VRACE explicitly covers audio engineering, procedural audio, and sound synthesis — computational methods for generating and rendering realistic audio in virtual environments.
MDW participated in TROMPA (2018-2021), a project building richer online public-domain music archives, indicating capacity in music information retrieval and digital musicology.
How they've shifted over time
MDW entered H2020 through the digital humanities door — TROMPA (2018) was about enriching online music archives, suggesting an initial focus on music information retrieval and cultural heritage digitization. By 2019, their trajectory shifted decisively toward the physics and engineering of sound: VRACE brought them into structural acoustics, spatial audio simulation, and VR audio rendering, where they took the coordinator role. With only two projects, the shift is stark rather than gradual — from music as cultural artifact to sound as a physical and perceptual phenomenon to be modeled, synthesized, and rendered in virtual spaces.
MDW is moving toward applied acoustic simulation and VR audio — a direction with clear commercial relevance in gaming, architectural design, hearing technology, and immersive media.
How they like to work
MDW operates in both leadership and partner roles, having coordinated VRACE as a Marie Curie training network — a role that requires managing a multi-institution consortium and supervising early-stage researchers across Europe. Their 26 unique partners across 9 countries from just 2 projects suggests they connect into broad, diverse consortia rather than tight specialist clusters. Working with MDW likely means access to a musically and acoustically literate team who can serve as perceptual validators, domain experts, or training hosts for audio-focused research.
MDW has collaborated with 26 unique partners across 9 countries despite only two H2020 projects, indicating integration into well-networked European consortia.
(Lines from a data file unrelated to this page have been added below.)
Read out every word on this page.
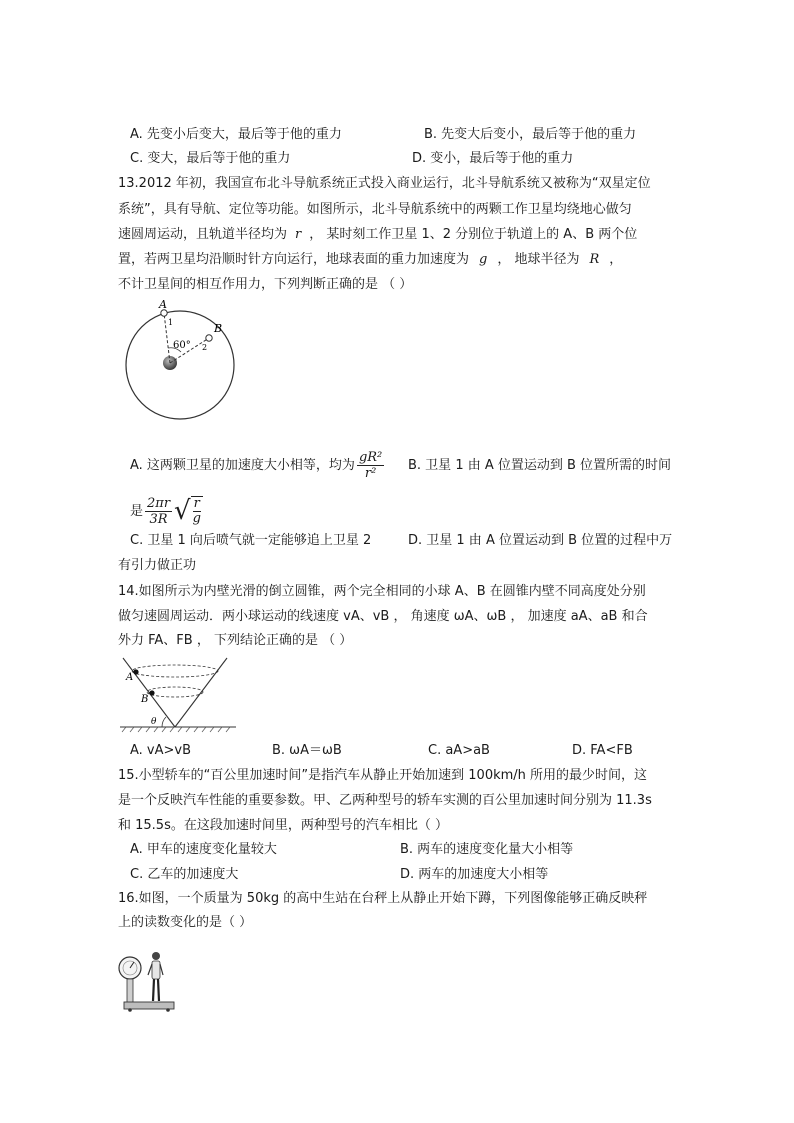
A. 先变小后变大，最后等于他的重力	B. 先变大后变小，最后等于他的重力
C. 变大，最后等于他的重力	D. 变小，最后等于他的重力
13.2012 年初，我国宣布北斗导航系统正式投入商业运行，北斗导航系统又被称为“双星定位
系统”，具有导航、定位等功能。如图所示，北斗导航系统中的两颗工作卫星均绕地心做匀
速圆周运动，且轨道半径均为 r ， 某时刻工作卫星 1、2 分别位于轨道上的 A、B 两个位
置，若两卫星均沿顺时针方向运行，地球表面的重力加速度为 g ， 地球半径为 R ，
不计卫星间的相互作用力，下列判断正确的是 （ ）
A
B
1
2
60°
A. 这两颗卫星的加速度大小相等，均为 $\frac{\text{gR²}}{\text{r²}} B$. 卫星 1 由 A 位置运动到 B 位置所需的时间
是 $\frac{2\pi r}{3R}$ √ $\frac{r}{g}$
C. 卫星 1 向后喷气就一定能够追上卫星 2	D. 卫星 1 由 A 位置运动到 B 位置的过程中万
有引力做正功
14.如图所示为内壁光滑的倒立圆锥，两个完全相同的小球 A、B 在圆锥内壁不同高度处分别
做匀速圆周运动．两小球运动的线速度 vA、vB ， 角速度 ωA、ωB ， 加速度 aA、aB 和合
外力 FA、FB ， 下列结论正确的是 （ ）
A
B
θ
A. vA>vB	B. ωA＝ωB	C. aA>aB	D. FA<FB
15.小型轿车的“百公里加速时间”是指汽车从静止开始加速到 100km/h 所用的最少时间，这
是一个反映汽车性能的重要参数。甲、乙两种型号的轿车实测的百公里加速时间分别为 11.3s
和 15.5s。在这段加速时间里，两种型号的汽车相比（ ）
A. 甲车的速度变化量较大	B. 两车的速度变化量大小相等
C. 乙车的加速度大	D. 两车的加速度大小相等
16.如图，一个质量为 50kg 的高中生站在台秤上从静止开始下蹲，下列图像能够正确反映秤
上的读数变化的是（ ）
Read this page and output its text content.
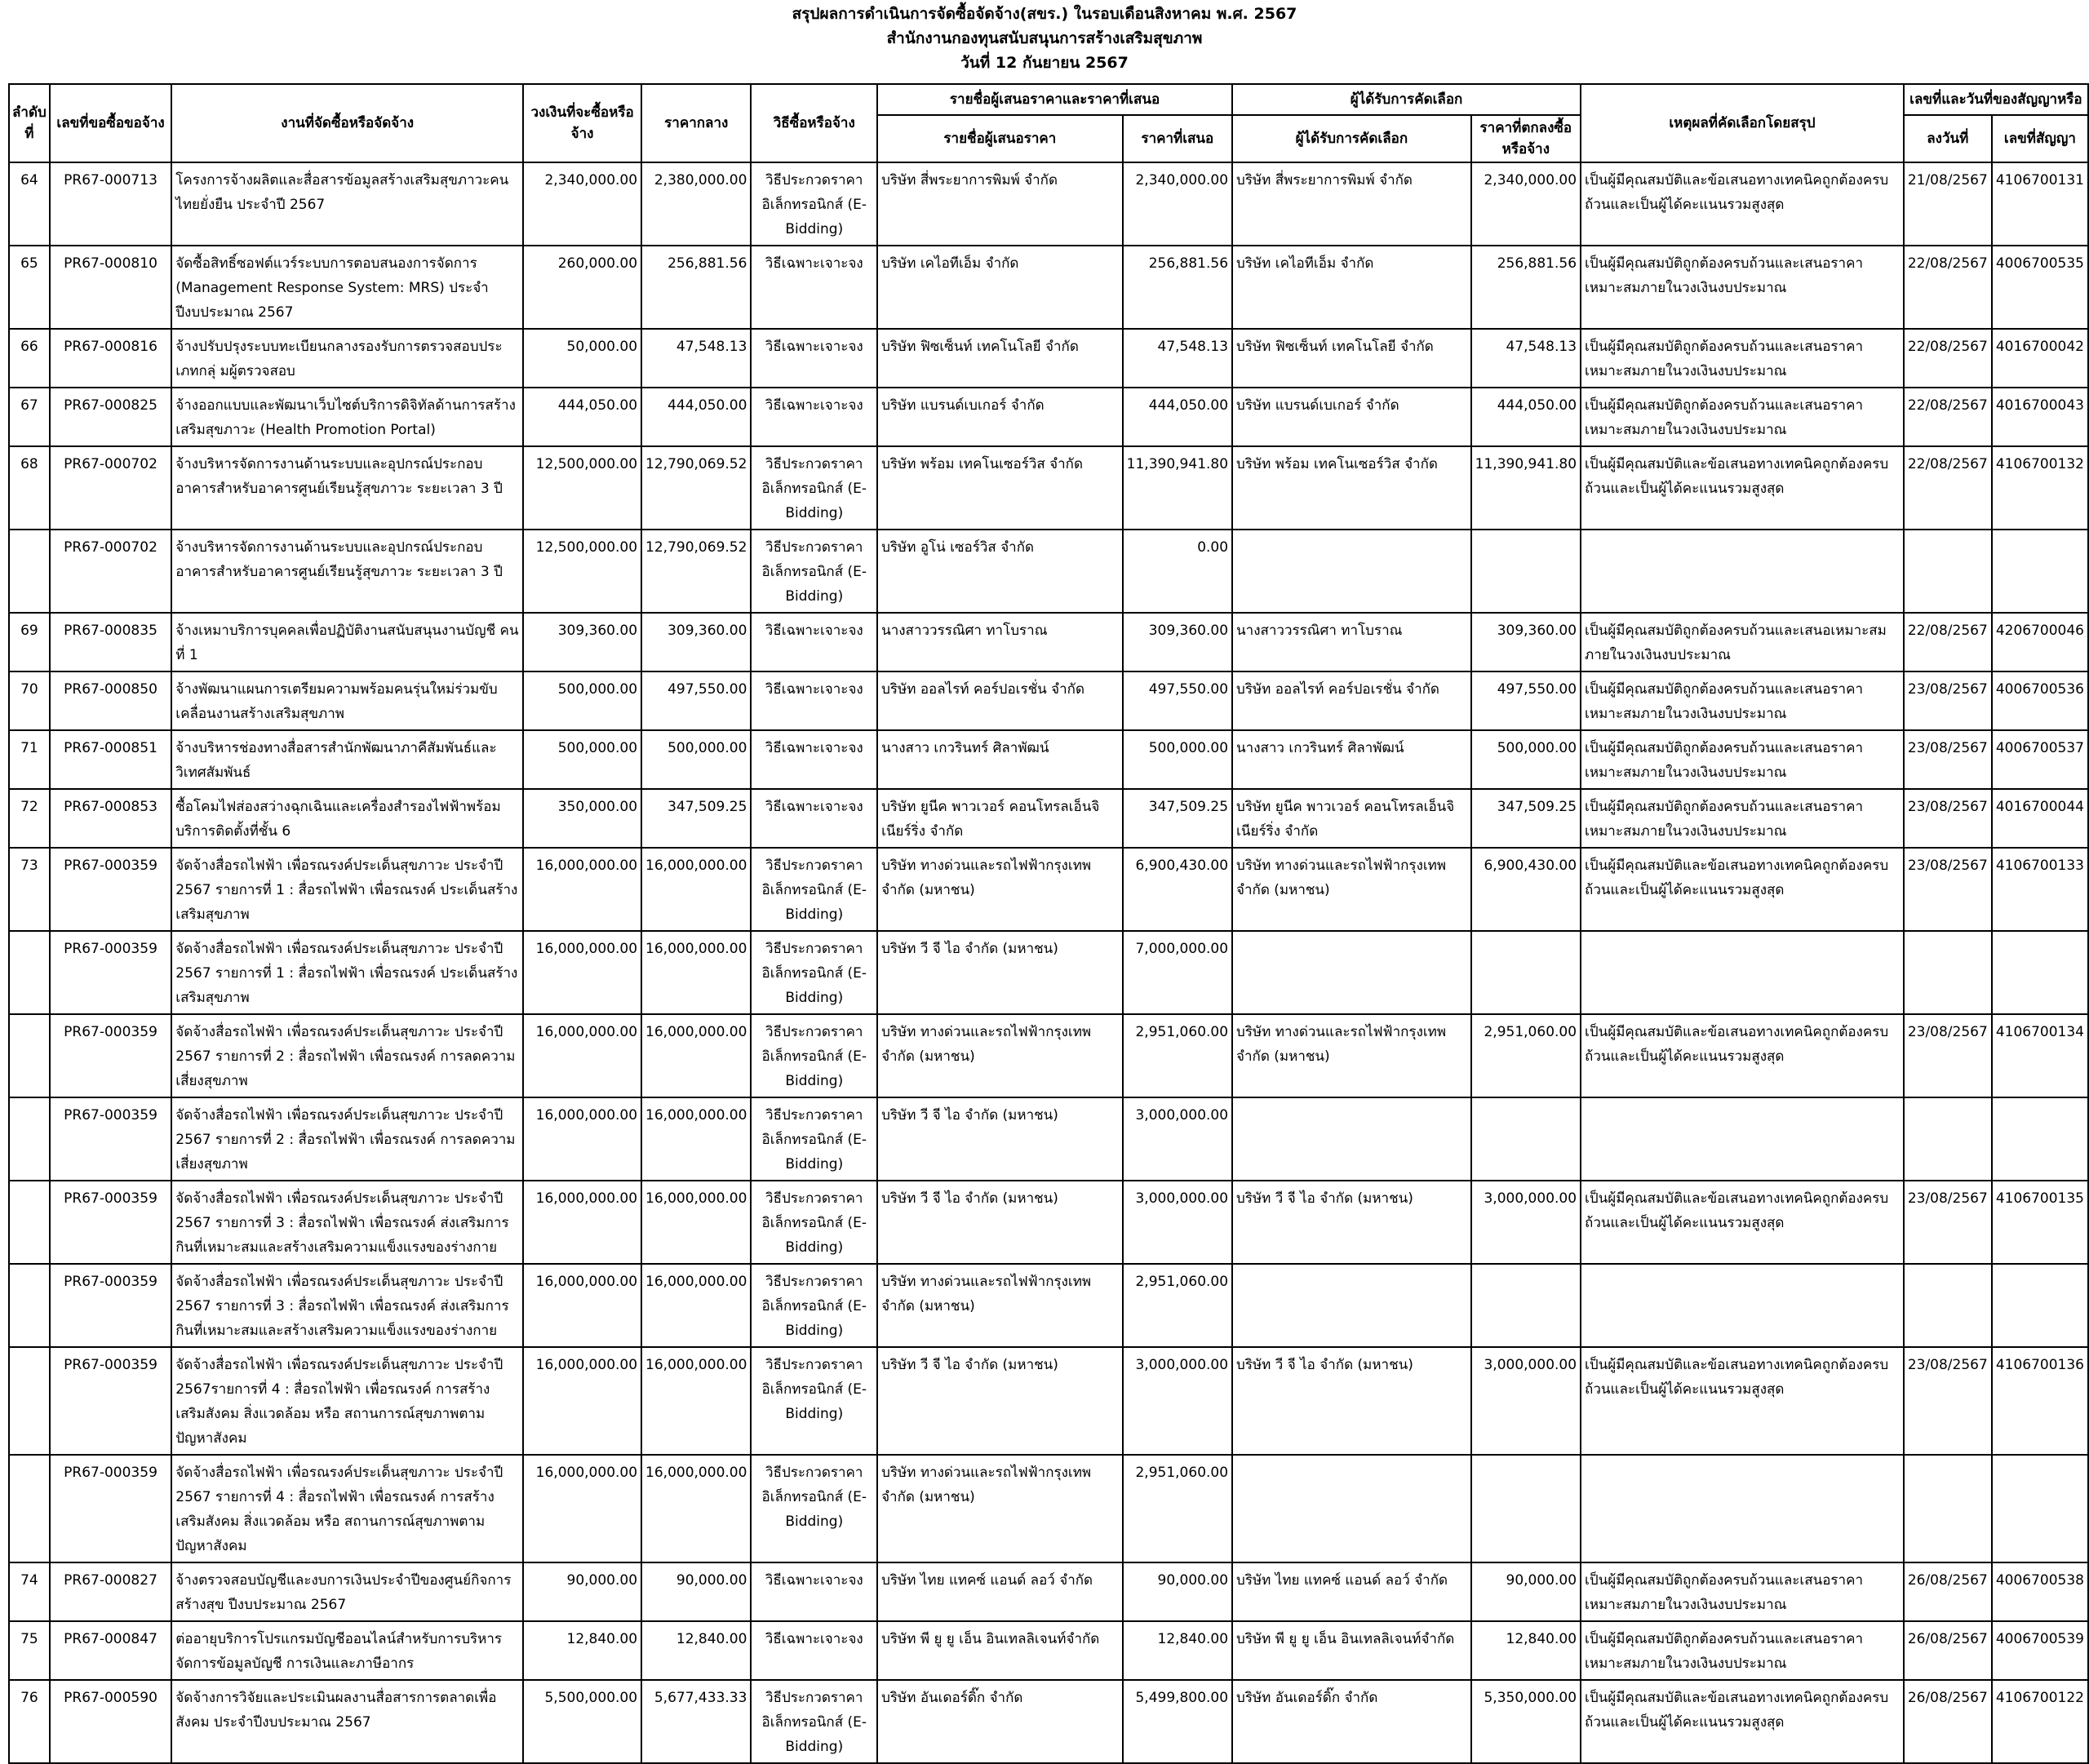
สรุปผลการดำเนินการจัดซื้อจัดจ้าง(สขร.) ในรอบเดือนสิงหาคม พ.ศ. 2567
สำนักงานกองทุนสนับสนุนการสร้างเสริมสุขภาพ
วันที่ 12 กันยายน 2567
ลำดับที่	เลขที่ขอซื้อขอจ้าง	งานที่จัดซื้อหรือจัดจ้าง	วงเงินที่จะซื้อหรือจ้าง	ราคากลาง	วิธีซื้อหรือจ้าง	รายชื่อผู้เสนอราคาและราคาที่เสนอ		ผู้ได้รับการคัดเลือก		เหตุผลที่คัดเลือกโดยสรุป	เลขที่และวันที่ของสัญญาหรือ	
						รายชื่อผู้เสนอราคา	ราคาที่เสนอ	ผู้ได้รับการคัดเลือก	ราคาที่ตกลงซื้อหรือจ้าง		ลงวันที่	เลขที่สัญญา
64	PR67-000713	โครงการจ้างผลิตและสื่อสารข้อมูลสร้างเสริมสุขภาวะคนไทยยั่งยืน ประจำปี 2567	2,340,000.00	2,380,000.00	วิธีประกวดราคาอิเล็กทรอนิกส์ (E-Bidding)	บริษัท สี่พระยาการพิมพ์ จำกัด	2,340,000.00	บริษัท สี่พระยาการพิมพ์ จำกัด	2,340,000.00	เป็นผู้มีคุณสมบัติและข้อเสนอทางเทคนิคถูกต้องครบถ้วนและเป็นผู้ได้คะแนนรวมสูงสุด	21/08/2567	4106700131
65	PR67-000810	จัดซื้อสิทธิ์ซอฟต์แวร์ระบบการตอบสนองการจัดการ (Management Response System: MRS) ประจำปีงบประมาณ 2567	260,000.00	256,881.56	วิธีเฉพาะเจาะจง	บริษัท เคไอทีเอ็ม จำกัด	256,881.56	บริษัท เคไอทีเอ็ม จำกัด	256,881.56	เป็นผู้มีคุณสมบัติถูกต้องครบถ้วนและเสนอราคาเหมาะสมภายในวงเงินงบประมาณ	22/08/2567	4006700535
66	PR67-000816	จ้างปรับปรุงระบบทะเบียนกลางรองรับการตรวจสอบประเภทกลุ่ มผู้ตรวจสอบ	50,000.00	47,548.13	วิธีเฉพาะเจาะจง	บริษัท ฟิซเซ็นท์ เทคโนโลยี จำกัด	47,548.13	บริษัท ฟิซเซ็นท์ เทคโนโลยี จำกัด	47,548.13	เป็นผู้มีคุณสมบัติถูกต้องครบถ้วนและเสนอราคาเหมาะสมภายในวงเงินงบประมาณ	22/08/2567	4016700042
67	PR67-000825	จ้างออกแบบและพัฒนาเว็บไซต์บริการดิจิทัลด้านการสร้างเสริมสุขภาวะ (Health Promotion Portal)	444,050.00	444,050.00	วิธีเฉพาะเจาะจง	บริษัท แบรนด์เบเกอร์ จำกัด	444,050.00	บริษัท แบรนด์เบเกอร์ จำกัด	444,050.00	เป็นผู้มีคุณสมบัติถูกต้องครบถ้วนและเสนอราคาเหมาะสมภายในวงเงินงบประมาณ	22/08/2567	4016700043
68	PR67-000702	จ้างบริหารจัดการงานด้านระบบและอุปกรณ์ประกอบอาคารสำหรับอาคารศูนย์เรียนรู้สุขภาวะ ระยะเวลา 3 ปี	12,500,000.00	12,790,069.52	วิธีประกวดราคาอิเล็กทรอนิกส์ (E-Bidding)	บริษัท พร้อม เทคโนเซอร์วิส จำกัด	11,390,941.80	บริษัท พร้อม เทคโนเซอร์วิส จำกัด	11,390,941.80	เป็นผู้มีคุณสมบัติและข้อเสนอทางเทคนิคถูกต้องครบถ้วนและเป็นผู้ได้คะแนนรวมสูงสุด	22/08/2567	4106700132
	PR67-000702	จ้างบริหารจัดการงานด้านระบบและอุปกรณ์ประกอบอาคารสำหรับอาคารศูนย์เรียนรู้สุขภาวะ ระยะเวลา 3 ปี	12,500,000.00	12,790,069.52	วิธีประกวดราคาอิเล็กทรอนิกส์ (E-Bidding)	บริษัท อูโน่ เซอร์วิส จำกัด	0.00					
69	PR67-000835	จ้างเหมาบริการบุคคลเพื่อปฏิบัติงานสนับสนุนงานบัญชี คนที่ 1	309,360.00	309,360.00	วิธีเฉพาะเจาะจง	นางสาววรรณิศา ทาโบราณ	309,360.00	นางสาววรรณิศา ทาโบราณ	309,360.00	เป็นผู้มีคุณสมบัติถูกต้องครบถ้วนและเสนอเหมาะสมภายในวงเงินงบประมาณ	22/08/2567	4206700046
70	PR67-000850	จ้างพัฒนาแผนการเตรียมความพร้อมคนรุ่นใหม่ร่วมขับเคลื่อนงานสร้างเสริมสุขภาพ	500,000.00	497,550.00	วิธีเฉพาะเจาะจง	บริษัท ออลไรท์ คอร์ปอเรชั่น จำกัด	497,550.00	บริษัท ออลไรท์ คอร์ปอเรชั่น จำกัด	497,550.00	เป็นผู้มีคุณสมบัติถูกต้องครบถ้วนและเสนอราคาเหมาะสมภายในวงเงินงบประมาณ	23/08/2567	4006700536
71	PR67-000851	จ้างบริหารช่องทางสื่อสารสำนักพัฒนาภาคีสัมพันธ์และวิเทศสัมพันธ์	500,000.00	500,000.00	วิธีเฉพาะเจาะจง	นางสาว เกวรินทร์ ศิลาพัฒน์	500,000.00	นางสาว เกวรินทร์ ศิลาพัฒน์	500,000.00	เป็นผู้มีคุณสมบัติถูกต้องครบถ้วนและเสนอราคาเหมาะสมภายในวงเงินงบประมาณ	23/08/2567	4006700537
72	PR67-000853	ซื้อโคมไฟส่องสว่างฉุกเฉินและเครื่องสำรองไฟฟ้าพร้อมบริการติดตั้งที่ชั้น 6	350,000.00	347,509.25	วิธีเฉพาะเจาะจง	บริษัท ยูนีค พาวเวอร์ คอนโทรลเอ็นจิเนียร์ริ่ง จำกัด	347,509.25	บริษัท ยูนีค พาวเวอร์ คอนโทรลเอ็นจิเนียร์ริ่ง จำกัด	347,509.25	เป็นผู้มีคุณสมบัติถูกต้องครบถ้วนและเสนอราคาเหมาะสมภายในวงเงินงบประมาณ	23/08/2567	4016700044
73	PR67-000359	จัดจ้างสื่อรถไฟฟ้า เพื่อรณรงค์ประเด็นสุขภาวะ ประจำปี 2567 รายการที่ 1 : สื่อรถไฟฟ้า เพื่อรณรงค์ ประเด็นสร้างเสริมสุขภาพ	16,000,000.00	16,000,000.00	วิธีประกวดราคาอิเล็กทรอนิกส์ (E-Bidding)	บริษัท ทางด่วนและรถไฟฟ้ากรุงเทพ จำกัด (มหาชน)	6,900,430.00	บริษัท ทางด่วนและรถไฟฟ้ากรุงเทพ จำกัด (มหาชน)	6,900,430.00	เป็นผู้มีคุณสมบัติและข้อเสนอทางเทคนิคถูกต้องครบถ้วนและเป็นผู้ได้คะแนนรวมสูงสุด	23/08/2567	4106700133
	PR67-000359	จัดจ้างสื่อรถไฟฟ้า เพื่อรณรงค์ประเด็นสุขภาวะ ประจำปี 2567 รายการที่ 1 : สื่อรถไฟฟ้า เพื่อรณรงค์ ประเด็นสร้างเสริมสุขภาพ	16,000,000.00	16,000,000.00	วิธีประกวดราคาอิเล็กทรอนิกส์ (E-Bidding)	บริษัท วี จี ไอ จำกัด (มหาชน)	7,000,000.00					
	PR67-000359	จัดจ้างสื่อรถไฟฟ้า เพื่อรณรงค์ประเด็นสุขภาวะ ประจำปี 2567 รายการที่ 2 : สื่อรถไฟฟ้า เพื่อรณรงค์ การลดความเสี่ยงสุขภาพ	16,000,000.00	16,000,000.00	วิธีประกวดราคาอิเล็กทรอนิกส์ (E-Bidding)	บริษัท ทางด่วนและรถไฟฟ้ากรุงเทพ จำกัด (มหาชน)	2,951,060.00	บริษัท ทางด่วนและรถไฟฟ้ากรุงเทพ จำกัด (มหาชน)	2,951,060.00	เป็นผู้มีคุณสมบัติและข้อเสนอทางเทคนิคถูกต้องครบถ้วนและเป็นผู้ได้คะแนนรวมสูงสุด	23/08/2567	4106700134
	PR67-000359	จัดจ้างสื่อรถไฟฟ้า เพื่อรณรงค์ประเด็นสุขภาวะ ประจำปี 2567 รายการที่ 2 : สื่อรถไฟฟ้า เพื่อรณรงค์ การลดความเสี่ยงสุขภาพ	16,000,000.00	16,000,000.00	วิธีประกวดราคาอิเล็กทรอนิกส์ (E-Bidding)	บริษัท วี จี ไอ จำกัด (มหาชน)	3,000,000.00					
	PR67-000359	จัดจ้างสื่อรถไฟฟ้า เพื่อรณรงค์ประเด็นสุขภาวะ ประจำปี 2567 รายการที่ 3 : สื่อรถไฟฟ้า เพื่อรณรงค์ ส่งเสริมการกินที่เหมาะสมและสร้างเสริมความแข็งแรงของร่างกาย	16,000,000.00	16,000,000.00	วิธีประกวดราคาอิเล็กทรอนิกส์ (E-Bidding)	บริษัท วี จี ไอ จำกัด (มหาชน)	3,000,000.00	บริษัท วี จี ไอ จำกัด (มหาชน)	3,000,000.00	เป็นผู้มีคุณสมบัติและข้อเสนอทางเทคนิคถูกต้องครบถ้วนและเป็นผู้ได้คะแนนรวมสูงสุด	23/08/2567	4106700135
	PR67-000359	จัดจ้างสื่อรถไฟฟ้า เพื่อรณรงค์ประเด็นสุขภาวะ ประจำปี 2567 รายการที่ 3 : สื่อรถไฟฟ้า เพื่อรณรงค์ ส่งเสริมการกินที่เหมาะสมและสร้างเสริมความแข็งแรงของร่างกาย	16,000,000.00	16,000,000.00	วิธีประกวดราคาอิเล็กทรอนิกส์ (E-Bidding)	บริษัท ทางด่วนและรถไฟฟ้ากรุงเทพ จำกัด (มหาชน)	2,951,060.00					
	PR67-000359	จัดจ้างสื่อรถไฟฟ้า เพื่อรณรงค์ประเด็นสุขภาวะ ประจำปี 2567รายการที่ 4 : สื่อรถไฟฟ้า เพื่อรณรงค์ การสร้างเสริมสังคม สิ่งแวดล้อม หรือ สถานการณ์สุขภาพตามปัญหาสังคม	16,000,000.00	16,000,000.00	วิธีประกวดราคาอิเล็กทรอนิกส์ (E-Bidding)	บริษัท วี จี ไอ จำกัด (มหาชน)	3,000,000.00	บริษัท วี จี ไอ จำกัด (มหาชน)	3,000,000.00	เป็นผู้มีคุณสมบัติและข้อเสนอทางเทคนิคถูกต้องครบถ้วนและเป็นผู้ได้คะแนนรวมสูงสุด	23/08/2567	4106700136
	PR67-000359	จัดจ้างสื่อรถไฟฟ้า เพื่อรณรงค์ประเด็นสุขภาวะ ประจำปี 2567 รายการที่ 4 : สื่อรถไฟฟ้า เพื่อรณรงค์ การสร้างเสริมสังคม สิ่งแวดล้อม หรือ สถานการณ์สุขภาพตามปัญหาสังคม	16,000,000.00	16,000,000.00	วิธีประกวดราคาอิเล็กทรอนิกส์ (E-Bidding)	บริษัท ทางด่วนและรถไฟฟ้ากรุงเทพ จำกัด (มหาชน)	2,951,060.00					
74	PR67-000827	จ้างตรวจสอบบัญชีและงบการเงินประจำปีของศูนย์กิจการสร้างสุข ปีงบประมาณ 2567	90,000.00	90,000.00	วิธีเฉพาะเจาะจง	บริษัท ไทย แทคซ์ แอนด์ ลอว์ จำกัด	90,000.00	บริษัท ไทย แทคซ์ แอนด์ ลอว์ จำกัด	90,000.00	เป็นผู้มีคุณสมบัติถูกต้องครบถ้วนและเสนอราคาเหมาะสมภายในวงเงินงบประมาณ	26/08/2567	4006700538
75	PR67-000847	ต่ออายุบริการโปรแกรมบัญชีออนไลน์สำหรับการบริหารจัดการข้อมูลบัญชี การเงินและภาษีอากร	12,840.00	12,840.00	วิธีเฉพาะเจาะจง	บริษัท พี ยู ยู เอ็น อินเทลลิเจนท์จำกัด	12,840.00	บริษัท พี ยู ยู เอ็น อินเทลลิเจนท์จำกัด	12,840.00	เป็นผู้มีคุณสมบัติถูกต้องครบถ้วนและเสนอราคาเหมาะสมภายในวงเงินงบประมาณ	26/08/2567	4006700539
76	PR67-000590	จัดจ้างการวิจัยและประเมินผลงานสื่อสารการตลาดเพื่อสังคม ประจำปีงบประมาณ 2567	5,500,000.00	5,677,433.33	วิธีประกวดราคาอิเล็กทรอนิกส์ (E-Bidding)	บริษัท อันเดอร์ดิ๊ก จำกัด	5,499,800.00	บริษัท อันเดอร์ดิ๊ก จำกัด	5,350,000.00	เป็นผู้มีคุณสมบัติและข้อเสนอทางเทคนิคถูกต้องครบถ้วนและเป็นผู้ได้คะแนนรวมสูงสุด	26/08/2567	4106700122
Their partnerships span both the digital humanities space (TROMPA) and the audio engineering / VR technology space (VRACE), giving them a cross-disciplinary reach unusual for a conservatory.
What sets them apart
MDW is one of very few performing arts universities active in EU research funding, which gives them a genuinely rare profile: they combine formal acoustic science with direct access to professional musicians, concert halls, and performance spaces that serve as living laboratories for acoustic research. For any consortium working on audio perception, spatial sound, or acoustic simulation, MDW offers something industrial or pure-tech partners cannot — ground-truth artistic and perceptual expertise embedded in a functioning music institution. This makes them a credible bridge between engineering-driven audio technology and the human listening experience.
Highlights from their portfolio
- VRACEMDW's largest project and their only coordinator role — a €792K Marie Curie Innovative Training Network on VR audio, confirming them as a recognized hub for spatial and virtual acoustics research in Europe.
- TROMPAParticipation in a multi-partner digital music archive project shows MDW's reach into music information retrieval and digital humanities, beyond their acoustic engineering work.